The local-news industry now has the difficult task of winning back a public that doesn’t respect it. National ideologues at CNN, the Washington Post, the New York Times, and others on the left and right have made the job harder. Nor is that task new — a lifetime ago, Tucker Carlson was booed at CPAC for suggesting the right needed its own version of the New York Times – but now it’s more dire than in 2009.

All is not hopeless, however. As newsrooms shrink and local news disappears, more people have realized its importance. Absence, and money-laundering by local officials, tends to make the local paper seem more important. Local and state journalists continue to do great work that susses out government and corporate mischief. The trend of “op-ed as news” is powerful on the national level, but so is strong reporting on the local level. Some outlets are better at explaining their value to the public, showing how they serve the public good.

While local news hasn’t faded beyond a chance for redemption, the deeper problem of civic duty remains, no matter what happens to the news. The duties and responsibilities of American citizenship need to be nurtured, and it’s not a quick fix brought by legislation.

How many college students feel a bond with American literature, or a historical moment? More important, how many of us engage seriously with the American republic, regardless of our income or status? How many feel like their lives are stable and connected to their communities so they can engage with their neighbors and make life better for those around them? The health of local journalism has a political aspect to it, but it has a cultural component, too. These questions go back to building a good society, and the death of the local paper warns of the danger ahead. Conservatives need to notice and take action.
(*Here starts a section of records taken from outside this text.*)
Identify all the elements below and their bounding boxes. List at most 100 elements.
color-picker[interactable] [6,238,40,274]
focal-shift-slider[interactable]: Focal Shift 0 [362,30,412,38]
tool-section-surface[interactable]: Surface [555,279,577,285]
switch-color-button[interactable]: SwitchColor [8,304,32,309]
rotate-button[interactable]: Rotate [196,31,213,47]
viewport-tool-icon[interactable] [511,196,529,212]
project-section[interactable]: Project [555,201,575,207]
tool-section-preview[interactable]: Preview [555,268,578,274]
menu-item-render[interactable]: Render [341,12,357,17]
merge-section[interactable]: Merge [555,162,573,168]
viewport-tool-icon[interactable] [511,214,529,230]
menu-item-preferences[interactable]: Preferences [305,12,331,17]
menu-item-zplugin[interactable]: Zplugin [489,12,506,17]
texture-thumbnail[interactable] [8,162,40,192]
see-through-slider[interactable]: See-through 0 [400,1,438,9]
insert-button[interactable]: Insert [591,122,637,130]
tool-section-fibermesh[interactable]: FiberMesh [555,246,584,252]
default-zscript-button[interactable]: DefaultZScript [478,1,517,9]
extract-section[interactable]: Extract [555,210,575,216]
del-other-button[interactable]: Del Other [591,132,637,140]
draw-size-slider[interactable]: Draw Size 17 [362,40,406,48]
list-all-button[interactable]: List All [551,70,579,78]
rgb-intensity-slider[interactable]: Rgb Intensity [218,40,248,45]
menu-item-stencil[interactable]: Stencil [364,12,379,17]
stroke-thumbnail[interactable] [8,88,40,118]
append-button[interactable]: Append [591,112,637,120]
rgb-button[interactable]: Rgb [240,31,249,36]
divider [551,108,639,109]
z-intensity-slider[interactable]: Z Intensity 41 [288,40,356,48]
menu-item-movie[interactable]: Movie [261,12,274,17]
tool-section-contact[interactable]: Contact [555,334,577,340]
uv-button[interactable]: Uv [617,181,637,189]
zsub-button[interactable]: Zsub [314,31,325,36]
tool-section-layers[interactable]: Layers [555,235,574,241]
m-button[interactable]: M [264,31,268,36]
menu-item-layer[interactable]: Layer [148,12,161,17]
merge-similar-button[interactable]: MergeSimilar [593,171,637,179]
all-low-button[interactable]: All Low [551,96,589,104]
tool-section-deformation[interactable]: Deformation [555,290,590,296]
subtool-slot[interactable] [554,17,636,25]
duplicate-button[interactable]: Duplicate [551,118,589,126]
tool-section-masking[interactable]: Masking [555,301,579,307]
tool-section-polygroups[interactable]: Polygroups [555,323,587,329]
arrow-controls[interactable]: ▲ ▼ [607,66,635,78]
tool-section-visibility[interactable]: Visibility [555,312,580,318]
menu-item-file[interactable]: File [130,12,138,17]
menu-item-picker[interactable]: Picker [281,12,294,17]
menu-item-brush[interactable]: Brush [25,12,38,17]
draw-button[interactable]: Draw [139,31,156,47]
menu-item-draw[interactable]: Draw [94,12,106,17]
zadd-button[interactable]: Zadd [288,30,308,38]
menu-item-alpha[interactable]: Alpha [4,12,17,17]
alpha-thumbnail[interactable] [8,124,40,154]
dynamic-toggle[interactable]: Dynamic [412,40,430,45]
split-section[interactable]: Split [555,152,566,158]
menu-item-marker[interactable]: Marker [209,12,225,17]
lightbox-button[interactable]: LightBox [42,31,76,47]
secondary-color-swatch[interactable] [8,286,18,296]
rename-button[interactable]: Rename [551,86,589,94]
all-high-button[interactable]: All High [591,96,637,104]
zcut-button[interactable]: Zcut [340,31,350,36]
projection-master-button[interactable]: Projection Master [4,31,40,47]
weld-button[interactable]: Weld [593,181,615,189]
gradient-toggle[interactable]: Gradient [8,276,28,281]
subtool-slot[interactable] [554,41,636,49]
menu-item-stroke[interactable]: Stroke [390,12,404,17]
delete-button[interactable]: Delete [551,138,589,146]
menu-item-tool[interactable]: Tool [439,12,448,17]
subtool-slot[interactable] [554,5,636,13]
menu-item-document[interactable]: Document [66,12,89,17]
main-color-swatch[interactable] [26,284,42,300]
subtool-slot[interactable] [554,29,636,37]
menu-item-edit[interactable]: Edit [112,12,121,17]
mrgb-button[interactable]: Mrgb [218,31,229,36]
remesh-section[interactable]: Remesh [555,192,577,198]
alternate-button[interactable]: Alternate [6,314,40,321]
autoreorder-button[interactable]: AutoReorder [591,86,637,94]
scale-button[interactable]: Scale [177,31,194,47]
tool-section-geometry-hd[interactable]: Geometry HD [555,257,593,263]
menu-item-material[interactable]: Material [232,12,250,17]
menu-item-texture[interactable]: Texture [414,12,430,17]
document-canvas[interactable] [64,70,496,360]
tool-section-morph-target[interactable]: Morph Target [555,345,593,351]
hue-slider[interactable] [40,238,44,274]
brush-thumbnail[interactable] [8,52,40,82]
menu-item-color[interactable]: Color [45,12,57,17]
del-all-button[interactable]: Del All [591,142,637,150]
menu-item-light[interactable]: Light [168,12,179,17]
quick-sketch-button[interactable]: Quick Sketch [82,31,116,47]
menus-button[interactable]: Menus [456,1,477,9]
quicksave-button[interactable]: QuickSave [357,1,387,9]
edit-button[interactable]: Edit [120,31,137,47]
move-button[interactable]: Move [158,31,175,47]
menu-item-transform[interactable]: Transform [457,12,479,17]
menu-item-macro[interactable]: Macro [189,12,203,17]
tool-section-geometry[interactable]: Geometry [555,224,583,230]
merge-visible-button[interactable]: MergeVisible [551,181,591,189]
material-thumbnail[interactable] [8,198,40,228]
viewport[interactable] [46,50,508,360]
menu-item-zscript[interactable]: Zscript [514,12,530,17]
First, conservatives need to read more local and state news and less national news. The outrage rags are popular, but they do little beyond ginning up anger and funneling cash to political actors. Local journalists need support. Conservatives also need to teach their children to value local news, engage with local issues, and support the paper by writing letters to the editor. Model good citizenship for the next generation.

Second, conservative donors need to take Tucker Carlson’s call to arms seriously. Direct some funds toward training young conservative journalists interested in reporting, not commentary. It doesn’t matter where, exactly — right-leaning newspapers, college journalism programs, state think tanks that give interns valuable experience — the important thing is ensuring that young journalists develop interviewing skills, learn how to cultivate sources, file public-records requests, and report on government meetings. Op-ed writing won’t renew the republic of letters; young conservatives need bona fide journalism skills.

Third, conservatives need to renew community groups that instill in their members a sense of duty and responsibility. Without those fundamental values, young people won’t understand the importance of engaging locally nor how local news is a part of responsible citizenship. Many journalists pursue journalism because they see its importance in making society better or keeping leaders honest. But they’ve failed to keep the flame alive as other members of society have become less engaged. Fake news or disinformation isn’t as big of a threat to the future of journalism as the disappearing values of citizenship in society at large.

The future of local news won’t look exactly like its past. But neither must we be stuck with the woes of the present. Recognizing the deeper problems at hand will help us build a better future.